We are encouraged by the outcome of the MDG Summit of September 2010, re-affirming our strong commitment for accelerated progress towards the achievement of MDG 5.
The MDG Initiative, announced by the President of the European Commission, foresees the allocation of up to 1 billion Euro from the European Development Fund to support the achievement of the MDGs in ACP countries, targeting the most off track MDGs, including MDG5.
UN agencies and Member States need to act as one and increase their interaction with all stakeholders at all levels to fulfil the promise to women and girls. It is as the UN Secretary General says in his special initiative, the Global Strategy for Womens and Childrens Health: Together we must make a decisive move, now! We know what works, we now must deliver.
The EU welcomes once again the creation of UN Women, which should re-energize our efforts and increase the effectiveness of our action. The EU believes that the establishment of UN Women provides a unique opportunity to make a quantitative leap towards womens full empowerment. We warmly welcome the decisive and energetic leadership that Michele Bachelet has demonstrated in her short time as head of UN Women and reiterate our full support for UN Women and its 100 day Action Plan
– In the face of the daunting problem that is maternal mortality, how can we concretely implement the Global Strategy on Womens and Childrens Health at country level?

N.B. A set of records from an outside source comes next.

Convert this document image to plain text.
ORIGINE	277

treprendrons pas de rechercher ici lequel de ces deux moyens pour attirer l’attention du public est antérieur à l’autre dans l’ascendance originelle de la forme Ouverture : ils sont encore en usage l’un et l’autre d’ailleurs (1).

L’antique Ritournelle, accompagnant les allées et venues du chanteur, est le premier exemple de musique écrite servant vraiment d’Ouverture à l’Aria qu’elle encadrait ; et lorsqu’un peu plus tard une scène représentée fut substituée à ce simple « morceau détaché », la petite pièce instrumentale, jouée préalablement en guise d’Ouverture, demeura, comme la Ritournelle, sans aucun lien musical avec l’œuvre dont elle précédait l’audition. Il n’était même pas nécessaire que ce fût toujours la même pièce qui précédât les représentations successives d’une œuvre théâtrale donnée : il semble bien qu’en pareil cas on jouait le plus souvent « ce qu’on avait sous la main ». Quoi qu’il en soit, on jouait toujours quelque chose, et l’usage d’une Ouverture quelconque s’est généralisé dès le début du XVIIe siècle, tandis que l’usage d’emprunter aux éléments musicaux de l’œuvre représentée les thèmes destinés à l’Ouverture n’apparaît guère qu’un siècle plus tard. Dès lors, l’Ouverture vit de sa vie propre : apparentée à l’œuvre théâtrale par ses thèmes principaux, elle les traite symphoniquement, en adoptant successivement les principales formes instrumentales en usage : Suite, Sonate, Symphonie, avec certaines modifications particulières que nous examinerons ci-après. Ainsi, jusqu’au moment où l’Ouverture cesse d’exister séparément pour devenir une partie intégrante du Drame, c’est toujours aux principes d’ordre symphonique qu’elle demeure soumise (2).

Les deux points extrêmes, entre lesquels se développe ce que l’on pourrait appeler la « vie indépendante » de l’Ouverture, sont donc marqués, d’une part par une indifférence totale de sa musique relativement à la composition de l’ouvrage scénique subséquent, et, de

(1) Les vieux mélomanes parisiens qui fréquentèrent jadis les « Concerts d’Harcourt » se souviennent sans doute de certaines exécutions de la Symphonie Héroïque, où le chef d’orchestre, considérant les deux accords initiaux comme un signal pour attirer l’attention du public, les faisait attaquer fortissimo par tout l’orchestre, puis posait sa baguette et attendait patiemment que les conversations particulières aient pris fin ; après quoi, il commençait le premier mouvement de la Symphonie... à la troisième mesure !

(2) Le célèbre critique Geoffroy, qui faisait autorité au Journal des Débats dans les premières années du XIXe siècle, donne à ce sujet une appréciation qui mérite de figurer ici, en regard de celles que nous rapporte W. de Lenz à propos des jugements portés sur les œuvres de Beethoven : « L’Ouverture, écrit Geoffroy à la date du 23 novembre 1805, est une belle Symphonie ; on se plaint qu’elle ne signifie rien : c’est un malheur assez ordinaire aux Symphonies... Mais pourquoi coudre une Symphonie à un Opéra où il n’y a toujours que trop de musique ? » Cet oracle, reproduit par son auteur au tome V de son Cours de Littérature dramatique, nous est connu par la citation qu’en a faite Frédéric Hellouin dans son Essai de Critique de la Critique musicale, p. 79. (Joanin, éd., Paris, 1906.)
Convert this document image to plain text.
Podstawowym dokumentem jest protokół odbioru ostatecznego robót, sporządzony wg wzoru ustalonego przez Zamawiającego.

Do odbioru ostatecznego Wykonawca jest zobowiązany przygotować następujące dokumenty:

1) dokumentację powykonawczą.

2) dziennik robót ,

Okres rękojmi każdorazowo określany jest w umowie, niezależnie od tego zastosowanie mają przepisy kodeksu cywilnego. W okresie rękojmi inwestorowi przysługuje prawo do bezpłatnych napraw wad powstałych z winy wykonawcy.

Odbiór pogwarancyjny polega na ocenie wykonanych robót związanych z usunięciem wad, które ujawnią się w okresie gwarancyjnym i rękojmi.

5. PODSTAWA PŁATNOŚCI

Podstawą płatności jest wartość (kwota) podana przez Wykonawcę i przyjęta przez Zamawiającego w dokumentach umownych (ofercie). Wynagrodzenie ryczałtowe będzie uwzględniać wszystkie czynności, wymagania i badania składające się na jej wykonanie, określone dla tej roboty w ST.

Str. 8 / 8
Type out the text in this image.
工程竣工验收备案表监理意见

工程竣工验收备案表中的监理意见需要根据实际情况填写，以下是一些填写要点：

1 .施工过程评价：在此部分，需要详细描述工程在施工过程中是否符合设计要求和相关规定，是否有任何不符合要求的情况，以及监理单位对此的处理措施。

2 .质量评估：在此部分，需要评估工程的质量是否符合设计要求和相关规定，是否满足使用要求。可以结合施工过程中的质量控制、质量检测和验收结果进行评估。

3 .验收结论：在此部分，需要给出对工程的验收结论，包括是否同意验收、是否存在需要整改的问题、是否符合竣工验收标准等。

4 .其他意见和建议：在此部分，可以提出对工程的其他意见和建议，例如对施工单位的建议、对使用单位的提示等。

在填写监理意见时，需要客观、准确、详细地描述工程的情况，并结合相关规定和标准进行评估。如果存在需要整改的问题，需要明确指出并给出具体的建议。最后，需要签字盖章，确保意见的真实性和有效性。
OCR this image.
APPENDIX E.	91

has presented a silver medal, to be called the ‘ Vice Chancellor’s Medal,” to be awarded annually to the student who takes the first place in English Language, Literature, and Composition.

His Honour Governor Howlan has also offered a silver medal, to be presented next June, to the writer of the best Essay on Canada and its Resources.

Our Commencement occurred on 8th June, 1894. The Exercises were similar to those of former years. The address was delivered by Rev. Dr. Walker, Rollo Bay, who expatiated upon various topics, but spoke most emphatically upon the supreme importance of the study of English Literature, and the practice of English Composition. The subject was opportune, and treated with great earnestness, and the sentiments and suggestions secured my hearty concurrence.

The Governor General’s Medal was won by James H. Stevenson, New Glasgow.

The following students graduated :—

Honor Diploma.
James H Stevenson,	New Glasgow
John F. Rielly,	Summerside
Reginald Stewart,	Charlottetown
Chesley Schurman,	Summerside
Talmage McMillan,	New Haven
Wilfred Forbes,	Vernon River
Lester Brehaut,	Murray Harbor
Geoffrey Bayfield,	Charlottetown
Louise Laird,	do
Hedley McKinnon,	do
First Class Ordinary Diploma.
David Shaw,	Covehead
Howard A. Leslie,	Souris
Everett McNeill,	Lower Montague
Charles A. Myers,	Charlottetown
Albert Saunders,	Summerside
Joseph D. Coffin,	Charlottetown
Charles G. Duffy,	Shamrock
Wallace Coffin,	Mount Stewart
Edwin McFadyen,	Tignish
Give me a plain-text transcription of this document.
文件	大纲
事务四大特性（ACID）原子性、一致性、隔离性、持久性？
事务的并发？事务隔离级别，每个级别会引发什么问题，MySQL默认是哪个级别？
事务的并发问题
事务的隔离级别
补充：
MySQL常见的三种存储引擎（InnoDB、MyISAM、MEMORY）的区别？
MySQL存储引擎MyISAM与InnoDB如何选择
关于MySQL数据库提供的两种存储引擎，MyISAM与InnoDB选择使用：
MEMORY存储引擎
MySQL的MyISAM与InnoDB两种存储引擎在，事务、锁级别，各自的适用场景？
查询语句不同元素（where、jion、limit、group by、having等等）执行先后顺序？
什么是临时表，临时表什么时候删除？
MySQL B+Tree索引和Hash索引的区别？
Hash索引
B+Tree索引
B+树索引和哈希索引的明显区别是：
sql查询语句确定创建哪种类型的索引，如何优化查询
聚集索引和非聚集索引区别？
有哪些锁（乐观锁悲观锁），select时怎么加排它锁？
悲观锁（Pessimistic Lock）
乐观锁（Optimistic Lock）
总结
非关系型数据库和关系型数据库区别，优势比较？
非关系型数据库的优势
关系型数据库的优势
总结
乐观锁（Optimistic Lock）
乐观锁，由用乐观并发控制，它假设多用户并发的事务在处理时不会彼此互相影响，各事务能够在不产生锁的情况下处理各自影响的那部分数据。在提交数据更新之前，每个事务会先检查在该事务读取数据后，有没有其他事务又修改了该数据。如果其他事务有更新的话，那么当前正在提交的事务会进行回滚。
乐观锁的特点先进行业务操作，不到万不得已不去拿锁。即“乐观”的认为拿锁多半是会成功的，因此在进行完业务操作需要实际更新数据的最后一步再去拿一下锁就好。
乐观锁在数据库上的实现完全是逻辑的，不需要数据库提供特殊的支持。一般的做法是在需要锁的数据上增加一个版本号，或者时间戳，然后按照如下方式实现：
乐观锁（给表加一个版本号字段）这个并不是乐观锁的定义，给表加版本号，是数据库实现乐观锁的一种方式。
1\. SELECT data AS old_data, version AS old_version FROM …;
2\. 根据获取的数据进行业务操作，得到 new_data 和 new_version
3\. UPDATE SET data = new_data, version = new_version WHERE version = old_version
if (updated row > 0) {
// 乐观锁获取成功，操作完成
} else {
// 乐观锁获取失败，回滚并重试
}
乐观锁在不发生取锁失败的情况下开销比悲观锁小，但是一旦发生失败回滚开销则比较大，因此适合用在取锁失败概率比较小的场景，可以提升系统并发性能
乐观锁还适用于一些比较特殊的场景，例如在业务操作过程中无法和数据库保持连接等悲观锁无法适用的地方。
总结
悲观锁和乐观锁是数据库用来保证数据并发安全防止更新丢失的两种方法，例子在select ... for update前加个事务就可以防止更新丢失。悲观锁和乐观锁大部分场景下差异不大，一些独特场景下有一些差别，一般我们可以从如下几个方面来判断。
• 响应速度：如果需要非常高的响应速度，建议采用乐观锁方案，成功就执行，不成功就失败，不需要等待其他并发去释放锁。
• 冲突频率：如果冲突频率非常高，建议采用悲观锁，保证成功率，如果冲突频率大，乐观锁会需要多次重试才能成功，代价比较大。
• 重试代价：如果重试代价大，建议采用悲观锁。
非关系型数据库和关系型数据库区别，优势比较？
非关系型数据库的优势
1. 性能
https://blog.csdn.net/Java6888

– What can we learn from those countries that have managed to substantially reduce maternal mortality? Where is our common analysis of the success factors? How can we gather them urgently and systematically?2
– In what ways can gender equality concerns and the promotion of women’s and girls rights lead to health systems in which sexual and reproductive health is strengthen and prioritised. What lesson can be learned from countries which have fully integrated sexual and reproductive health into heir national health systems?
– What immediate and concrete steps have to be taken to increase access to health in particular of poor, rural and uneducated women and of adolescents and young people?
– How can political commitment towards the right to health for women and girls become more prominent and action/results-oriented, including by enabling women and girls to take part in decision-making that affects them?
1 UNDG Thematic paper on MDGs 4, 5 and 6, 2010
2 Richard Horton, The continued invisibility of women and children, The Lancet, 5 June 2010, mentions this point as one of the obstacles to making headway on reaching MDG5.